Enigma de uma Vida (título em português incrível que arranjaram para The Swimmer, ou seja, O nadador) se constitui num dos melhores filmes americanos dessa última safra. Trata-se de uma realização contida, com um crescendo dramático admirável, que jamais é "forçado" ao espectador, mediante acordes musicais ou efeitos visuais que pretendem etiquetar algum clímax. Pelo contrário, uma realização que flui com naturalidade, talvez pecando, numa cena ou outra, pelo excesso de diálogos previsto no roteiro de Eleanor Perry, baseado numa história de John Cheever.
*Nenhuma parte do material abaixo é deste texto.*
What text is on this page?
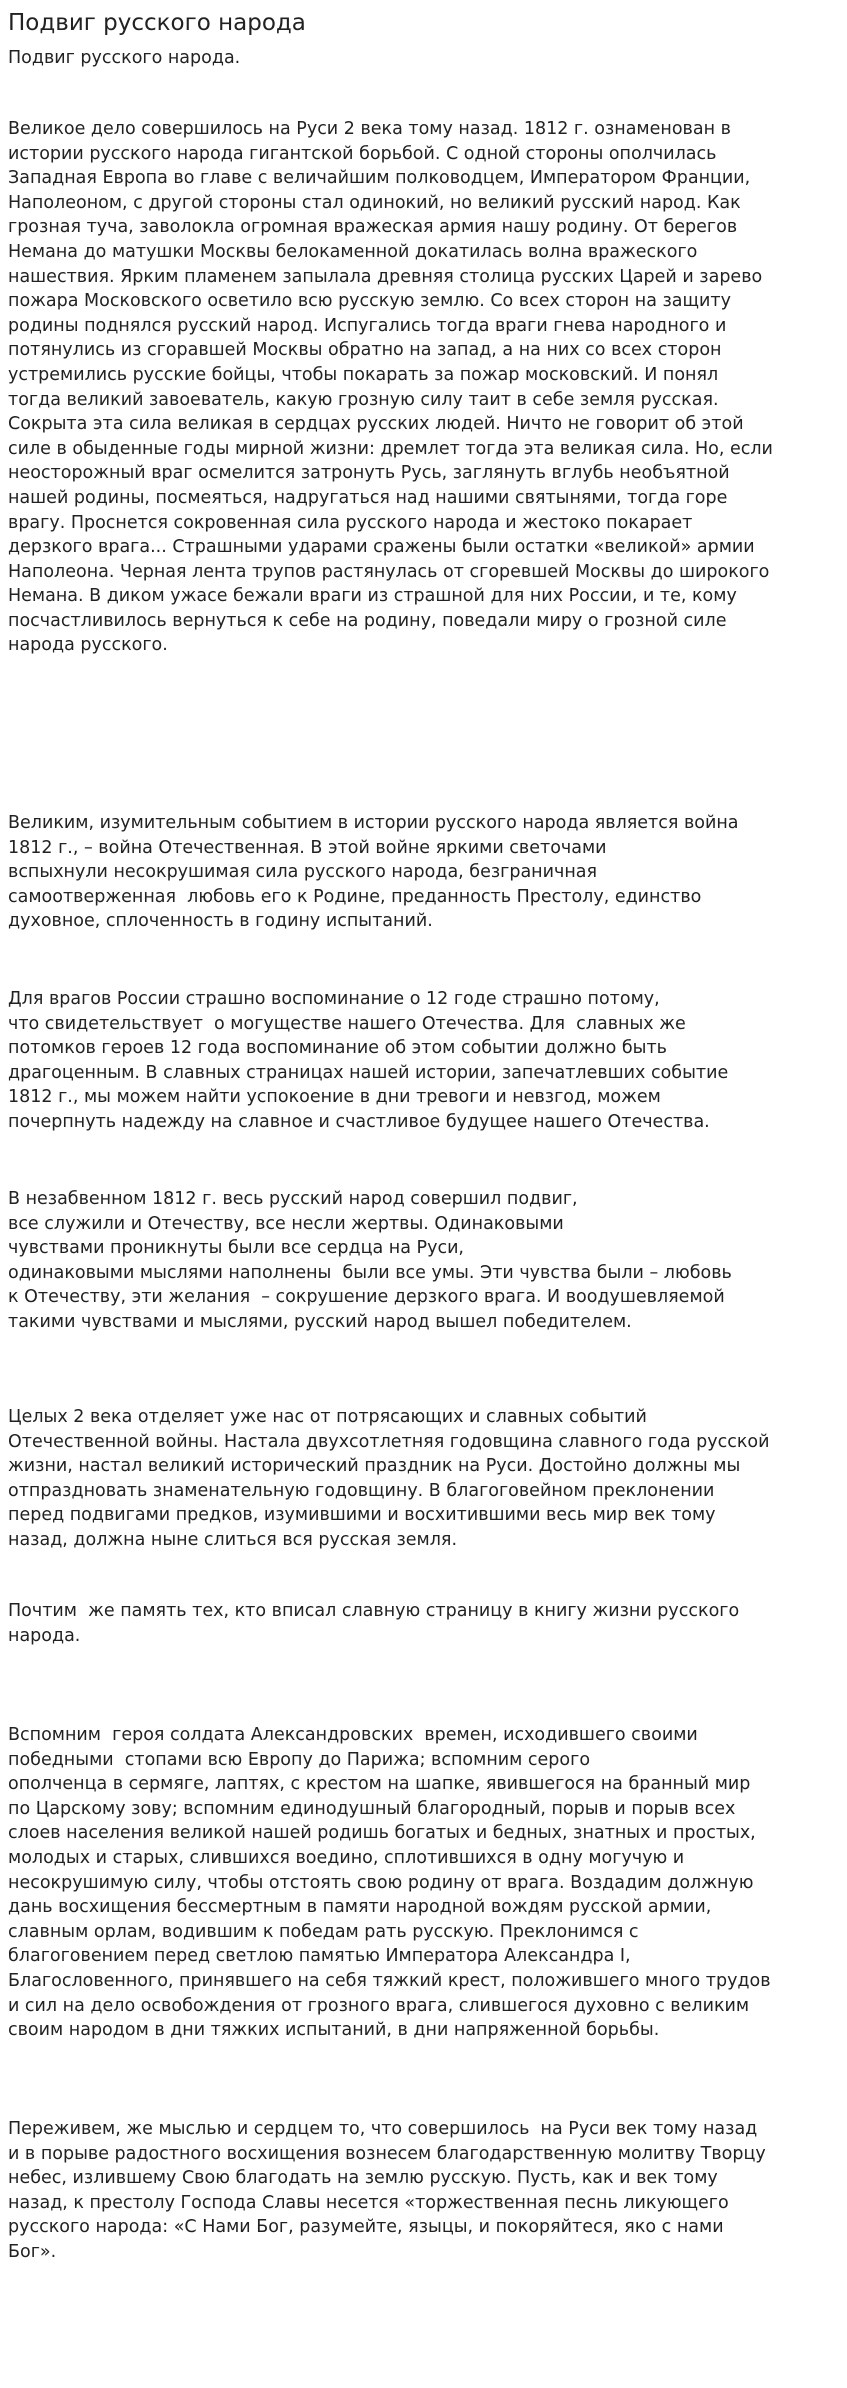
Подвиг русского народа

Подвиг русского народа.

Великое дело совершилось на Руси 2 века тому назад. 1812 г. ознаменован в
истории русского народа гигантской борьбой. С одной стороны ополчилась
Западная Европа во главе с величайшим полководцем, Императором Франции,
Наполеоном, с другой стороны стал одинокий, но великий русский народ. Как
грозная туча, заволокла огромная вражеская армия нашу родину. От берегов
Немана до матушки Москвы белокаменной докатилась волна вражеского
нашествия. Ярким пламенем запылала древняя столица русских Царей и зарево
пожара Московского осветило всю русскую землю. Со всех сторон на защиту
родины поднялся русский народ. Испугались тогда враги гнева народного и
потянулись из сгоравшей Москвы обратно на запад, а на них со всех сторон
устремились русские бойцы, чтобы покарать за пожар московский. И понял
тогда великий завоеватель, какую грозную силу таит в себе земля русская.
Сокрыта эта сила великая в сердцах русских людей. Ничто не говорит об этой
силе в обыденные годы мирной жизни: дремлет тогда эта великая сила. Но, если
неосторожный враг осмелится затронуть Русь, заглянуть вглубь необъятной
нашей родины, посмеяться, надругаться над нашими святынями, тогда горе
врагу. Проснется сокровенная сила русского народа и жестоко покарает
дерзкого врага... Страшными ударами сражены были остатки «великой» армии
Наполеона. Черная лента трупов растянулась от сгоревшей Москвы до широкого
Немана. В диком ужасе бежали враги из страшной для них России, и те, кому
посчастливилось вернуться к себе на родину, поведали миру о грозной силе
народа русского.
Великим, изумительным событием в истории русского народа является война
1812 г., – война Отечественная. В этой войне яркими светочами
вспыхнули несокрушимая сила русского народа, безграничная
самоотверженная  любовь его к Родине, преданность Престолу, единство
духовное, сплоченность в годину испытаний.
Для врагов России страшно воспоминание о 12 годе страшно потому,
что свидетельствует  о могуществе нашего Отечества. Для  славных же
потомков героев 12 года воспоминание об этом событии должно быть
драгоценным. В славных страницах нашей истории, запечатлевших событие
1812 г., мы можем найти успокоение в дни тревоги и невзгод, можем
почерпнуть надежду на славное и счастливое будущее нашего Отечества.
В незабвенном 1812 г. весь русский народ совершил подвиг,
все служили и Отечеству, все несли жертвы. Одинаковыми
чувствами проникнуты были все сердца на Руси,
одинаковыми мыслями наполнены  были все умы. Эти чувства были – любовь
к Отечеству, эти желания  – сокрушение дерзкого врага. И воодушевляемой
такими чувствами и мыслями, русский народ вышел победителем.
Целых 2 века отделяет уже нас от потрясающих и славных событий
Отечественной войны. Настала двухсотлетняя годовщина славного года русской
жизни, настал великий исторический праздник на Руси. Достойно должны мы
отпраздновать знаменательную годовщину. В благоговейном преклонении
перед подвигами предков, изумившими и восхитившими весь мир век тому
назад, должна ныне слиться вся русская земля.
Почтим  же память тех, кто вписал славную страницу в книгу жизни русского
народа.
Вспомним  героя солдата Александровских  времен, исходившего своими
победными  стопами всю Европу до Парижа; вспомним серого
ополченца в сермяге, лаптях, с крестом на шапке, явившегося на бранный мир
по Царскому зову; вспомним единодушный благородный, порыв и порыв всех
слоев населения великой нашей родишь богатых и бедных, знатных и простых,
молодых и старых, слившихся воедино, сплотившихся в одну могучую и
несокрушимую силу, чтобы отстоять свою родину от врага. Воздадим должную
дань восхищения бессмертным в памяти народной вождям русской армии,
славным орлам, водившим к победам рать русскую. Преклонимся с
благоговением перед светлою памятью Императора Александра I,
Благословенного, принявшего на себя тяжкий крест, положившего много трудов
и сил на дело освобождения от грозного врага, слившегося духовно с великим
своим народом в дни тяжких испытаний, в дни напряженной борьбы.
Переживем, же мыслью и сердцем то, что совершилось  на Руси век тому назад
и в порыве радостного восхищения вознесем благодарственную молитву Творцу
небес, излившему Свою благодать на землю русскую. Пусть, как и век тому
назад, к престолу Господа Славы несется «торжественная песнь ликующего
русского народа: «С Нами Бог, разумейте, языцы, и покоряйтеся, яко с нами
Бог».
A trama inteira desenrola-se apenas durante um · domingo de verão, por entre e através das casas de campo da alta classe média americana. Com o leitmotiv concreto das piscinas, o diretor Frank Perry faz deslizar os contornos de uma nova espécie de neo-american tragedy, onde os imperativos de competição, aliados ao artificialismo obrigatório de um viver impôsto ao ser humano, levam a ser espirrado do meio ou a se afogar quem, a ele, não se adapta. Nisso tudo, analisando, esmiuçando os tipos humanos que coadjuvam o narrador, Frank Perry apenas se permite um momento de "brilho", uma sequência onde Burt Lancaster, com a ajuda de seu físico atlético, "sola" no cercado, pulando os obstáculos como se fôsse um cavalo; e onde também funciona o ralenti para dar ênfase aos arroubos musculares. No mais, de casa em casa, de piscina em piscina, temos uma espécie de tableaux da via crucis de um homem, que, paradoxalmente, cai no irrealismo diante de uma sociedade, na medida em que se volta mais para a natureza, para o imediatismo inocente das situações. Dêsse modo também, a partir da acolhida afetuosa que êle recebe na primeira mansão onde aparece; vamos, cada vez mais que se aproxima de sua casa, tomando conhecimento do fracasso de sua vida e, em paralelo, constatando a hostilidade crescente do meio. Na penúltima etapa, quando já sob o impacto da agressividade geral é obrigado a se lavar várias vêzes a fim de penetrar numa piscina pública, a câmara-personagem funciona em traveling esfusiante, na hora em que Burt mergulha na piscina abarrotada de pessoas e tenta chegar à outra borda. Ao fim, ao chegar em casa, o lar abandonado e semidestruído, sob a tempestade, o seu corpo arquejante frente à porta é uma espécie de Rodin em movimento.
Quanto a Burt Lancaster, tem, talvez, o melhor desempenho de sua carreira, num papel que, por motivos atléticos e histriônicos, era quase propriedade sua.